Er verstand – auch das, was ich nicht gesagt hatte –, nickte und schob Midnight behutsam in Richtung Tür, die Hände um ihre Schultern geschlossen, damit sie in dem Chaos auf dem Fußboden nicht stolperte oder ausrutschte.
Als sie die Leiche ihres Freundes nicht mehr unmittelbar vor Augen hatte, nahm sie die Hände vom Mund fort und begann, lautlos zu weinen, den Kopf an Ronalds Schulter gelegt.
Ich ließ die beiden lange genug allein, um nach meiner Handtasche zu greifen und das Handy herauszuholen. Der Ausdruck auf ihren entsetzten jungen Gesichtern war herzzerreißend, und ich wünschte, sie wären nicht so pünktlich zu ihrem Termin aufgetaucht.
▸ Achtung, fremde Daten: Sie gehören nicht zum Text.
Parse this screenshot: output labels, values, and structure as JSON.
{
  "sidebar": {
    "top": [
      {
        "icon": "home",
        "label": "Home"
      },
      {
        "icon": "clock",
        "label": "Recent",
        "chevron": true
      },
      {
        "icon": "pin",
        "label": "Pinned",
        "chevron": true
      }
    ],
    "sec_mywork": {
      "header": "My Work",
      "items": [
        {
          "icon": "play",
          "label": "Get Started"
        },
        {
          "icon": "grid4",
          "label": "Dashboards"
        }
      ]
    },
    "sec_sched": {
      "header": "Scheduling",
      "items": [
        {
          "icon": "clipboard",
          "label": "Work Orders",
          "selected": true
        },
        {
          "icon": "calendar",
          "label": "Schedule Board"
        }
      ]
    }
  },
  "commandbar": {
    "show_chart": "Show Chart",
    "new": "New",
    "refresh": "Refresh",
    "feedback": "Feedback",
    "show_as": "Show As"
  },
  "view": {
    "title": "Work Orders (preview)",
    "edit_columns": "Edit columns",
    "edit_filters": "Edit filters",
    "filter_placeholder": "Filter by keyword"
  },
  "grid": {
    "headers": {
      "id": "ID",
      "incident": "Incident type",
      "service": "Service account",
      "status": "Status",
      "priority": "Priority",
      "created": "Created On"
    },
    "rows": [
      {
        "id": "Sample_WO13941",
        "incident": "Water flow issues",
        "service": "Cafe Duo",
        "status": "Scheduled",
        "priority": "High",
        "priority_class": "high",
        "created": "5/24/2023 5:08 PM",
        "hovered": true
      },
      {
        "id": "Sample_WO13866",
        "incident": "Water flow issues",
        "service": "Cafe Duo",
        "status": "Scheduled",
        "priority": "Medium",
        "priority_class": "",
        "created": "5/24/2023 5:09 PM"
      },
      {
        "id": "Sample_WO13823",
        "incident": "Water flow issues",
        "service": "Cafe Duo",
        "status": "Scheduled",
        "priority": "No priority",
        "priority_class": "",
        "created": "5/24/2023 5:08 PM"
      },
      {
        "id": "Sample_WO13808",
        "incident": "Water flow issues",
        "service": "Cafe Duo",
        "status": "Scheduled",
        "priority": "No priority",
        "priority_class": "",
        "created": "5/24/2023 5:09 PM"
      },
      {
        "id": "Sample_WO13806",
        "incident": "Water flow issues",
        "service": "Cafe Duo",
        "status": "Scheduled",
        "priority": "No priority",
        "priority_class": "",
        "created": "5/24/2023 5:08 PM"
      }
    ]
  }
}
Dann hätte ich sie im Gang abfangen können, statt ihnen noch mehr von diesem kranken, sadistischen Wahnsinn zuzumuten.
Aber keinem von uns war damit gedient, dass ich mir überlegte, wie die Dinge hätten verlaufen sollen. Ich ging wieder zu ihnen hinüber und legte Midnight eine Hand auf den Arm.
»Es tut mir leid, Midnight. Aber die Polizei wird mit dir und Ronald reden wollen, weil ihr Eric gekannt habt. Wollt ihr euch nicht hinsetzen und ein bisschen ausruhen, bis sie kommen?«
Sie nickten beide und setzten sich im Hausflur auf den Fußboden.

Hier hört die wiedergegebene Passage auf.